STF suspende eficácia da lei que autoriza uso da fosfoetanolamina

STF suspende eficácia da lei que autoriza uso da fosfoetanolamina

Por maioria de votos, o Plenário do Supremo Tribunal Federal (STF) deferiu nessa quinta-feira (19) medida liminar na Ação Direta de Inconstitucionalidade (ADI) 5501 para suspender a eficácia da Lei 13.269/2016 e, por consequência, o uso da fosfoetanolamina sintética, conhecida como “pílula do câncer”. A lei autoriza o uso da substância por pacientes diagnosticados com neoplasia maligna.

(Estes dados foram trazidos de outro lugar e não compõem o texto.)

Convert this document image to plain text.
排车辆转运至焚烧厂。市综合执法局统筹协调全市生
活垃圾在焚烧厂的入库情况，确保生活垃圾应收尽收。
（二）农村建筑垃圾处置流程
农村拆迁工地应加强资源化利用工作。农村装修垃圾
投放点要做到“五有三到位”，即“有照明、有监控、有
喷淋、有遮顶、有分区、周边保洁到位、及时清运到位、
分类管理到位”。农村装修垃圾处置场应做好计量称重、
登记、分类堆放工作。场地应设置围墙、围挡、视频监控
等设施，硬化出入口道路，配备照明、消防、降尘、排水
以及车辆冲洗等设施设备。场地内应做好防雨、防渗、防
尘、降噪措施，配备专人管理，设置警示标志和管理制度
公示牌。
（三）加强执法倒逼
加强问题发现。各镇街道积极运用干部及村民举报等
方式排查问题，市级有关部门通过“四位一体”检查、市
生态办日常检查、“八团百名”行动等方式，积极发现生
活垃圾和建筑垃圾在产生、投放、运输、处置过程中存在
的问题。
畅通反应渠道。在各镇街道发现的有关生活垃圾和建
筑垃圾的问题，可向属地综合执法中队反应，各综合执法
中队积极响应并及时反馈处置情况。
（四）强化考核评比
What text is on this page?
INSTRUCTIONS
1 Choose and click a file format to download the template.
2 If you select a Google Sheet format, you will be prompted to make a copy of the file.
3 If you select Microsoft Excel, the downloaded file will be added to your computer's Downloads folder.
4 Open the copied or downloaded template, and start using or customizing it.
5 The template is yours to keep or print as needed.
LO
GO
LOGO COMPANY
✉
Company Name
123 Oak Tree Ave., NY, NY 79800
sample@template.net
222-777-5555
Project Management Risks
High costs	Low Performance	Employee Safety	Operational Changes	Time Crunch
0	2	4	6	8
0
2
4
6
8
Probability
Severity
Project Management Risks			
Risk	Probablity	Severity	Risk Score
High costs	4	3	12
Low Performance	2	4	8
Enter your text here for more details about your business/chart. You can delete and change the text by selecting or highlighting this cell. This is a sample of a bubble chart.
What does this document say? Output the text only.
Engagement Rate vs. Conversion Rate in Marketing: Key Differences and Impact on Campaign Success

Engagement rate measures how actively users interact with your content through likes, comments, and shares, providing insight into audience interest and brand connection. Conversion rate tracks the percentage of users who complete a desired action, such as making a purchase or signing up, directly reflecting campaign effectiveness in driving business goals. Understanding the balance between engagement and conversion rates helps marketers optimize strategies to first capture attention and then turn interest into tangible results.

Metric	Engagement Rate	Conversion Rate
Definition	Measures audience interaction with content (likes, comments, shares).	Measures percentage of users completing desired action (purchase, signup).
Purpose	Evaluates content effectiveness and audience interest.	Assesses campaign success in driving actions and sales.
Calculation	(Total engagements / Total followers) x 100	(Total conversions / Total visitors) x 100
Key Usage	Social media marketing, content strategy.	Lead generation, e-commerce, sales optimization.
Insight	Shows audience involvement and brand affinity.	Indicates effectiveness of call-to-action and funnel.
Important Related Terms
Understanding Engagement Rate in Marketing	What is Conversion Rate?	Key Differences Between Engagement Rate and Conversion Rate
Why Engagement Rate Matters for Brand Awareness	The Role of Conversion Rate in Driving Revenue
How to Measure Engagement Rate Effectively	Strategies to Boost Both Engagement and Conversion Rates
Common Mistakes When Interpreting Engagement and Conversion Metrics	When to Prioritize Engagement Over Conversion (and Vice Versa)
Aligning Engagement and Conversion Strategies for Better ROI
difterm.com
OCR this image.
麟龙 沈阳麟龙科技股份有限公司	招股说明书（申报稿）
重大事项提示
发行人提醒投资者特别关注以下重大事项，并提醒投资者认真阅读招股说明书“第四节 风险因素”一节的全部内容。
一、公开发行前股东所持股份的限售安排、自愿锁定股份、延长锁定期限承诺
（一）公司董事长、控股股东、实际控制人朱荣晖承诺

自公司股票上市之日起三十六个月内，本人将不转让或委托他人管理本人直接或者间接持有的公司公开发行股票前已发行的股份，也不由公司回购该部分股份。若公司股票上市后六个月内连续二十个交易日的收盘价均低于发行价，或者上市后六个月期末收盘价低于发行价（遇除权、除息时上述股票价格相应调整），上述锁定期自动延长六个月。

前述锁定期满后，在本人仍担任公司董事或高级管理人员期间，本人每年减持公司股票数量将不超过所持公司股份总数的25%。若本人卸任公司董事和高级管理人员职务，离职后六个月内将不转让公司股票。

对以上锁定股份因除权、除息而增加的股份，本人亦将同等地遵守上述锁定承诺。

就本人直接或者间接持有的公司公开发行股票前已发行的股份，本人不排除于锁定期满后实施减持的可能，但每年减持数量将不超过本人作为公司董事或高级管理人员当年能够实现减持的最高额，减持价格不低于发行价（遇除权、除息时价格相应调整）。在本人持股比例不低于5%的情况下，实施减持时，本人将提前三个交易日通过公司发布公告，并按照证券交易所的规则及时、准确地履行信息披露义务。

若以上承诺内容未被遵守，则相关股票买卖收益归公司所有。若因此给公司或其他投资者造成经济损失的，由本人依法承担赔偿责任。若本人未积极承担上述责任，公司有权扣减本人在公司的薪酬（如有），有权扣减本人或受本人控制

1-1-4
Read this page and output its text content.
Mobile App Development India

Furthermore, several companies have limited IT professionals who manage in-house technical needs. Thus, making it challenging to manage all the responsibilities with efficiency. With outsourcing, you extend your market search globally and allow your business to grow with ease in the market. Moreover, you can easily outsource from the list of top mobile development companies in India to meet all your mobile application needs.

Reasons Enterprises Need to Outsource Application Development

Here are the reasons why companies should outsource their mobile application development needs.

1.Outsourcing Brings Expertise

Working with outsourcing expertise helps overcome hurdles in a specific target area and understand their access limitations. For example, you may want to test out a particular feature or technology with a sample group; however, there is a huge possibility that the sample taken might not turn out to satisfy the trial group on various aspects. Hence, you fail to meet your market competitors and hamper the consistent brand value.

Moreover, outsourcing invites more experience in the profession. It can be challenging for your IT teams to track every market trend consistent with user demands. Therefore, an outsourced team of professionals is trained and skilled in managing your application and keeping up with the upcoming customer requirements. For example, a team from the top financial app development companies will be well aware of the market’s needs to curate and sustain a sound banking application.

A Associação Médica Brasileira (AMB), autora da ação, sustenta que diante da ausência de testes da substância em seres humanos e de desconhecimento acerca da eficácia do medicamento e dos efeitos colaterais, sua liberação é incompatível com direitos constitucionais fundamentais como o direito à saúde (artigos 6° e 196), o direito à segurança e à vida (artigo 5°, caput), e o princípio da dignidade da pessoa humana (artigo 1°, inciso III).

Voto do relator

“Ao suspender a exigibilidade de registro sanitário da fosfoetanolamina sintética, o ato atacado discrepa das balizas constitucionais concernentes ao dever estatal de reduzir o risco de doença e outros agravos à saúde dos cidadãos”, disse o relator, ministro Marco Aurélio, em seu voto (leia a íntegra) pelo deferimento da liminar para suspender a eficácia da lei até o julgamento definitivo da ação.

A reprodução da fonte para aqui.